“Remember
that you are dust, and to dust you shall return.” These words are spoken during the Imposition
of Ashes at the Ash Wednesday Divine Service as Lent begins. The words are drawn from Genesis 3:19 in
which God said to Adam, “By the sweat of your face you
shall eat bread, till you return to the ground, for out of it you were taken;
for you are dust, and to dust you shall return.” The sin of Adam and Eve brought death. St. Paul told the Romans, “Therefore,
just as sin came into the world through one man, and death through sin, and so
death spread to all men because all sinned” (Romans 5:12). As the children of Adam and Eve, sin has been
passed on to all of us. We are born in sin, and in this life we
commit sin. There can be only one outcome, for as Paul stated, “For the wages
of sin is death” (Romans 6:23).
We come to Ash Wednesday and
the start of Lent as repentant sinners.
We confess our sin and we know that it produces the death that we
deserve. For this reason too, ashes are
used on Ash Wednesday. In the biblical
world, ashes were sign of repentance and lamentation. Jesus said, “"Woe to you, Chorazin! Woe to you, Bethsaida! For if
the mighty works done in you had been done in Tyre and Sidon, they would have
repented long ago in sackcloth and ashes”
(Matthew 11:21).
We begin Lent confessing
that we are sinners who will die because of sin. This is an admission steeped in
humility. We have offended the holy God,
and King David’s words are true for us: “Against
you, you only, have I sinned and done what is evil in your sight, so that you
may be justified in your words and blameless in your judgment” (Psalm
51:4). Our sin has earned us death, and
there is nothing that we can do to change this fact.
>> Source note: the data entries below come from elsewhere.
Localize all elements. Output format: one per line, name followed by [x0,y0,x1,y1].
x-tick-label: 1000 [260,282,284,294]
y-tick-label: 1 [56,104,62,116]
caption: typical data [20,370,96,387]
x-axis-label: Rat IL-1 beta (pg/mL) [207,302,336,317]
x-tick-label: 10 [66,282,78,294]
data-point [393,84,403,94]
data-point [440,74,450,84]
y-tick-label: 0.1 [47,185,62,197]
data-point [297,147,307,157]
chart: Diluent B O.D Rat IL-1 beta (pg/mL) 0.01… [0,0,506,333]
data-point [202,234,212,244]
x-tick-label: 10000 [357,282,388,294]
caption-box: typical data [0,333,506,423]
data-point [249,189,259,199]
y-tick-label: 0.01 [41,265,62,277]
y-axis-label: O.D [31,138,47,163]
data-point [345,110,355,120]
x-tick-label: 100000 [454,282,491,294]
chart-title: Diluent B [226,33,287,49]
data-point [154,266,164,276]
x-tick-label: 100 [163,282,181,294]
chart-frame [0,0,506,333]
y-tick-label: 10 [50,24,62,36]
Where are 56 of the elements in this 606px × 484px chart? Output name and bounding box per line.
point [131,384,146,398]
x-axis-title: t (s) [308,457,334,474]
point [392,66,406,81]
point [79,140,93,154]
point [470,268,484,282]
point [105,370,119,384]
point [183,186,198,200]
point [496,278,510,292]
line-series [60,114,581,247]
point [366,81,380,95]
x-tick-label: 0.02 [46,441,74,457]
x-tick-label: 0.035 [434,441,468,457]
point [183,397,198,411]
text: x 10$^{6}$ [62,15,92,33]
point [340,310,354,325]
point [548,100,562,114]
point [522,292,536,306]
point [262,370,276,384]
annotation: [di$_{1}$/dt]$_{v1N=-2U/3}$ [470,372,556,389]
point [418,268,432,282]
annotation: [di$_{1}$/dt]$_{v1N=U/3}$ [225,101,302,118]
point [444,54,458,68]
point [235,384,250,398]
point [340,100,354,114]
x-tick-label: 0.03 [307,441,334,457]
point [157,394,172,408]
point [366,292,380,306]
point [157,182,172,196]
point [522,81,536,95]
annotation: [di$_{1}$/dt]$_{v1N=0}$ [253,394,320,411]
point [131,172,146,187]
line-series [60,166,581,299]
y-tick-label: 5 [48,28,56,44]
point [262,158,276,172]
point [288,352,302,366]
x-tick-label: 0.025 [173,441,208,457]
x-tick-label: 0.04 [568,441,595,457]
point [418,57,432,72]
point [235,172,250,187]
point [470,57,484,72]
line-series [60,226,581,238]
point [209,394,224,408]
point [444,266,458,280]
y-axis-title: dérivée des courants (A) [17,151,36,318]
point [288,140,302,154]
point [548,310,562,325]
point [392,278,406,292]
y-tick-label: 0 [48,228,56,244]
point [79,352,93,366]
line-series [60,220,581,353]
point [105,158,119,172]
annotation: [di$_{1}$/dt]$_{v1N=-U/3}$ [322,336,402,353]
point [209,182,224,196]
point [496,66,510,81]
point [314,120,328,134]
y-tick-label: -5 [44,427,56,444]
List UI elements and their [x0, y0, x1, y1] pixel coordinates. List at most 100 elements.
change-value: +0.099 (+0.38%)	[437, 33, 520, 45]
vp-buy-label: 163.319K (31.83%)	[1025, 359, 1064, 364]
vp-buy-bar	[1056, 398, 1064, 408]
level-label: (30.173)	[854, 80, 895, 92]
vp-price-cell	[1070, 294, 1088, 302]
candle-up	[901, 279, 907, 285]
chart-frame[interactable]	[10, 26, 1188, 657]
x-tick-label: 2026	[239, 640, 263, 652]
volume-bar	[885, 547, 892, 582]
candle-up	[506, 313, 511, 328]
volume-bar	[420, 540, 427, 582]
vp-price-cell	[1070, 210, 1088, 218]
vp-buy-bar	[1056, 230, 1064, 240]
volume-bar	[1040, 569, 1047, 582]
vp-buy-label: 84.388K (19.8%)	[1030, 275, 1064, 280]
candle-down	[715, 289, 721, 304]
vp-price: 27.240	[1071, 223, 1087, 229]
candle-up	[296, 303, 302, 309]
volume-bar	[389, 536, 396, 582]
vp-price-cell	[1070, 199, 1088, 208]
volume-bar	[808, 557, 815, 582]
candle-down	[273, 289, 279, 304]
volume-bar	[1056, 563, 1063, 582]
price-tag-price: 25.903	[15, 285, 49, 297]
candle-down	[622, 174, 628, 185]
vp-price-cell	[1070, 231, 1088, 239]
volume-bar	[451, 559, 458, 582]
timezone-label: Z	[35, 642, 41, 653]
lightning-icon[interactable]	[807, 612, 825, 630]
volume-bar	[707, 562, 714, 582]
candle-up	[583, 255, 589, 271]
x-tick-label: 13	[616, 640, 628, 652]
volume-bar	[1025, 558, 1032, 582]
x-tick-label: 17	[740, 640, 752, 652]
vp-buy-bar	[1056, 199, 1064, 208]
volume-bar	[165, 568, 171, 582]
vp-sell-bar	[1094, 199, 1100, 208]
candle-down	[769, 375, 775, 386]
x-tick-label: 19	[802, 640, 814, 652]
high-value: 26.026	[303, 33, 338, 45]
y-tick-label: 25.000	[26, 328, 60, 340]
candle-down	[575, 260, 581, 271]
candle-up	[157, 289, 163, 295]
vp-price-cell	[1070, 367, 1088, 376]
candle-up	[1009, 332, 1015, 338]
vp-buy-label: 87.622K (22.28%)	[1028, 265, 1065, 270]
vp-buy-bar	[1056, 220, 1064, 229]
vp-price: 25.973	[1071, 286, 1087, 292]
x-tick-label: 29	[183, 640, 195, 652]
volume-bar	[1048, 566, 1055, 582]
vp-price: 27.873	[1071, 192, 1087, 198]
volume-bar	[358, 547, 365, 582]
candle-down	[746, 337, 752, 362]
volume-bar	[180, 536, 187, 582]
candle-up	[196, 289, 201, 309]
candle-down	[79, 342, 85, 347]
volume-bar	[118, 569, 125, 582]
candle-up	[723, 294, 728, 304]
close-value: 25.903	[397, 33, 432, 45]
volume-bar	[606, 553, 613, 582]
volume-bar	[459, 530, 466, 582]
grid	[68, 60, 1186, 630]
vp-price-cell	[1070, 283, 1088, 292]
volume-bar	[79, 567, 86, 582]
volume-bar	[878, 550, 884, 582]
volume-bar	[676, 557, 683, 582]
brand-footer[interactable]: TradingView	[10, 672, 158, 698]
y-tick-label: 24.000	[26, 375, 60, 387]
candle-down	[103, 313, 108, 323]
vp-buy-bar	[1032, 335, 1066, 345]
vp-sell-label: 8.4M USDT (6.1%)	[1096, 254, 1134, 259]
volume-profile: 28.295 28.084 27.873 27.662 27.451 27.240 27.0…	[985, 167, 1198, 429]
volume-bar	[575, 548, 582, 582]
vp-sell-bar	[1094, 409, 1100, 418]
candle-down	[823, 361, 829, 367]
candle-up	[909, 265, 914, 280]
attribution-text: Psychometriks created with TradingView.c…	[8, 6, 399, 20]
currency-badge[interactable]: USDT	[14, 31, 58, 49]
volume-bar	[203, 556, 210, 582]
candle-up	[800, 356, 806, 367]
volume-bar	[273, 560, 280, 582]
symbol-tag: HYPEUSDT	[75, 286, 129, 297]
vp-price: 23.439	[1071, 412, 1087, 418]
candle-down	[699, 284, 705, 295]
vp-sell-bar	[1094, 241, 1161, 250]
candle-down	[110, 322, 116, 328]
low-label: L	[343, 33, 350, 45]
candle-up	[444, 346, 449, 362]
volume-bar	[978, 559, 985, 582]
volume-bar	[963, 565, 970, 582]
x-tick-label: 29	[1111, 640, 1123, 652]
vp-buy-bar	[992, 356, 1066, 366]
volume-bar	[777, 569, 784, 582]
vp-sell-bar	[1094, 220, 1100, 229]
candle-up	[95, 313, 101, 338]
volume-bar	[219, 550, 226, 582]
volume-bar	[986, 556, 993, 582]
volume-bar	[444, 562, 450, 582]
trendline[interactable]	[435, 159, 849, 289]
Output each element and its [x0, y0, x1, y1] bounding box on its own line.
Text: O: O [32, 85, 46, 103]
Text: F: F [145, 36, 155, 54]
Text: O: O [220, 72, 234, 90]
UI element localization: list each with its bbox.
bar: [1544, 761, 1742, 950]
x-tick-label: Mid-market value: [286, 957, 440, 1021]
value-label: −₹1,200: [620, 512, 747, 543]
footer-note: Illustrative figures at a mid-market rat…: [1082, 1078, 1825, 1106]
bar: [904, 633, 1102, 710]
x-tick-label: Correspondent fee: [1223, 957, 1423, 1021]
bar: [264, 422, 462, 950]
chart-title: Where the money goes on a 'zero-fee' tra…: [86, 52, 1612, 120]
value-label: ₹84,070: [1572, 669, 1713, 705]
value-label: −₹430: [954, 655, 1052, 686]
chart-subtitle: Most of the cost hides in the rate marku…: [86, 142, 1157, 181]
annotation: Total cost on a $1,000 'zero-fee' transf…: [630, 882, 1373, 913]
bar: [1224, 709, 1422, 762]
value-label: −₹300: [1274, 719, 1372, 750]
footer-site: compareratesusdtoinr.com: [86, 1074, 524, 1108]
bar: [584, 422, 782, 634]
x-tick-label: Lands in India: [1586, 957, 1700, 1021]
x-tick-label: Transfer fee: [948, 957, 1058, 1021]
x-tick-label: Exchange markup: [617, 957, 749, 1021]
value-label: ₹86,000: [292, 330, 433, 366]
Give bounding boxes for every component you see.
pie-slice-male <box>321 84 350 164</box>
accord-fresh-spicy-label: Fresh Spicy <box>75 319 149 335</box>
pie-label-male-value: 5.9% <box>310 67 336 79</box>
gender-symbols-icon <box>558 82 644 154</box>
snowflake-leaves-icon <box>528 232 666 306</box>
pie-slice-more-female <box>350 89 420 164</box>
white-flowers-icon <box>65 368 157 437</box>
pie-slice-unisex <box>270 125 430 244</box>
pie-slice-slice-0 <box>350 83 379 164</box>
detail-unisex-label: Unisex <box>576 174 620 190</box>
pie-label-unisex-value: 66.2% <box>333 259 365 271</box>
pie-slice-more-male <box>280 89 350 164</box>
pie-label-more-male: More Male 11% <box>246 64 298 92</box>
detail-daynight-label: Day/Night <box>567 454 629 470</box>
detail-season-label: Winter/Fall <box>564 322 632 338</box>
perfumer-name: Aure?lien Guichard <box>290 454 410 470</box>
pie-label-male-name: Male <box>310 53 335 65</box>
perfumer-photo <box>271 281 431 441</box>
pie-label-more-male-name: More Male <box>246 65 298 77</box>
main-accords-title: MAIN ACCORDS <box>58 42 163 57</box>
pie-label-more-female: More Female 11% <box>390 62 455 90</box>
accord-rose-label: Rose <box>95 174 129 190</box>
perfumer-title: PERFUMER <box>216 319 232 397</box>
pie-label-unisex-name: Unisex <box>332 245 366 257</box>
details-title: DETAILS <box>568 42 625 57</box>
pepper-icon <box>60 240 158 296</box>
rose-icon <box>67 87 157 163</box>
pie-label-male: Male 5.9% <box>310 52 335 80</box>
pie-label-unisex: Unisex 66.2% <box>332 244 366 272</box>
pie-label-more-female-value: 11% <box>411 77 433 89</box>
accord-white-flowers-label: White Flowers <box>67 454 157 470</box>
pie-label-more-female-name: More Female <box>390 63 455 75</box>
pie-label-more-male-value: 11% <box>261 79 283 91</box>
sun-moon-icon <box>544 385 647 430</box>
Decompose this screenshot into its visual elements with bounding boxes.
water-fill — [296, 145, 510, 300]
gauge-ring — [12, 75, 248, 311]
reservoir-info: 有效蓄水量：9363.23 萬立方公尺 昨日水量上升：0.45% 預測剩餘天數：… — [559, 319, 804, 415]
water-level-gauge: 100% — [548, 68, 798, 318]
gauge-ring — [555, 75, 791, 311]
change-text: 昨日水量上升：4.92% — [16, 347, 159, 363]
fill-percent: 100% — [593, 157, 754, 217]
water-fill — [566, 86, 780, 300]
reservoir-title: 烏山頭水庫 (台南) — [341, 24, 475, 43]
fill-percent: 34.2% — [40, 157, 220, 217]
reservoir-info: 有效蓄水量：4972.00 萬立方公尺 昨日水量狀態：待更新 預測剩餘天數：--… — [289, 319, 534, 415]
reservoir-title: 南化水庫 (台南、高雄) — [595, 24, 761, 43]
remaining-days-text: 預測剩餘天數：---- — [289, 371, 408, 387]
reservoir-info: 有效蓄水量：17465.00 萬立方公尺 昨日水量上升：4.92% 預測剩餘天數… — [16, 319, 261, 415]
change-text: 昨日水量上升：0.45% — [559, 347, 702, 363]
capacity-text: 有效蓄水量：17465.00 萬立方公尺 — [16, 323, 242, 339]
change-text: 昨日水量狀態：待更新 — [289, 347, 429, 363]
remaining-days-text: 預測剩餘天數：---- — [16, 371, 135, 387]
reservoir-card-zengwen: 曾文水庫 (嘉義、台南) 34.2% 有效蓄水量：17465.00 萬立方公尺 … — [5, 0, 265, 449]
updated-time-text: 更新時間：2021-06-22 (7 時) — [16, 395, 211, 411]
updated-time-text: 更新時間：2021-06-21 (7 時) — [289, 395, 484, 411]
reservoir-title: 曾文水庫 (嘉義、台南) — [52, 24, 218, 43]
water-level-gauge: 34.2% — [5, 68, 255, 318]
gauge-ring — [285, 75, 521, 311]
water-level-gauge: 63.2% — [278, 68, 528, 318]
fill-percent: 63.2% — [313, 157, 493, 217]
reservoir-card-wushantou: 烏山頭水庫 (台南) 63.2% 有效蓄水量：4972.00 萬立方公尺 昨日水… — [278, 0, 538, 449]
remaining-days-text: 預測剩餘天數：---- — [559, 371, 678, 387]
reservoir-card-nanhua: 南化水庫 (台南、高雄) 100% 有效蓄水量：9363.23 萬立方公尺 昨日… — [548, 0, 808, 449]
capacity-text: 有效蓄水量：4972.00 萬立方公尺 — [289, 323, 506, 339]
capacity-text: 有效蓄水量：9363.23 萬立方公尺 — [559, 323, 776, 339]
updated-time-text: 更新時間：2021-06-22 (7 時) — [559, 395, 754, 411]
We begin Lent in repentant
humility. But we also begin it in hope,
for Lent is a season that prepares us for Holy Week and Easter. The apostle Paul wrote that “the wages of
sins is death,” yet then he went on to add, “but
the free gift of God is eternal life in Christ Jesus our Lord” (Romans
6:23). He described how sin entered into
the world through Adam and passed on to all of us, but then later in the same
chapter he wrote, “Therefore,
as one trespass led to condemnation for all men, so one act of righteousness
leads to justification and life for all men. For as by the one man's
disobedience the many were made sinners, so by the one man's obedience the many
will be made righteous” (Rom 5:18-19).
Adam brought death, but Paul told the Corinthians: “For
as by a man came death, by a man has come also the resurrection of the dead.
For as in Adam all die, so also in Christ shall all be made alive. But each in
his own order: Christ the firstfruits, then at his coming those who belong to
Christ” (1 Corinthians 15:21-23).
Lent begins
with ashes, but it prepares us for water.
In humility we confess our sin as we prepare for Holy Week, for on Good
Friday we will see Jesus offer Himself on the cross as the ransom for many
(Matthew 20:28) – as the ransom for us.
We will see that, “in Christ God was reconciling the world to himself,
not counting their trespasses against them” (2 Corinthians 5:19). Instead, Jesus Christ received God’s judgment
against our sin. As the apostle Paul went
on to say, “For our sake he made him to be sin who knew no sin, so that in him
we might become the righteousness of God” (2 Corinthians 5:21).
Jesus Christ
died for us and was buried. At the Vigil
of Easter we return in faith to what happened in our own baptism. St. Paul wrote, “Do you not know that all of
us who have been baptized into Christ Jesus were baptized into his death? We
were buried therefore with him by baptism into death, in order that, just as
Christ was raised from the dead by the glory of the Father, we too might walk
in newness of life” (Romans 6:3-4).
Through our baptism we have shared in Jesus’ saving death for us – we
have been buried with him.
Yet the Vigil
of Easter is the first service of the Feast of the Resurrection of Our
Lord. Jesus died, but on the third day
he rose from the dead. And because we
have shared in the saving death of the risen
Lord we know that we will too. Paul went on to say about bapitsm, “For
if we have been united with him in a death like his, we shall certainly be
united with him in a resurrection like his” (Romans 6:5). In the movement from Ash Wednesday to the
Vigil of Easter we once again pass from ash to water; from sin to forgiveness;
from death to life. While in the struggle against sin we continue to have need
to repent, our baptism assures faith that forgiveness and life – resurrection
life – can never be taken away from us.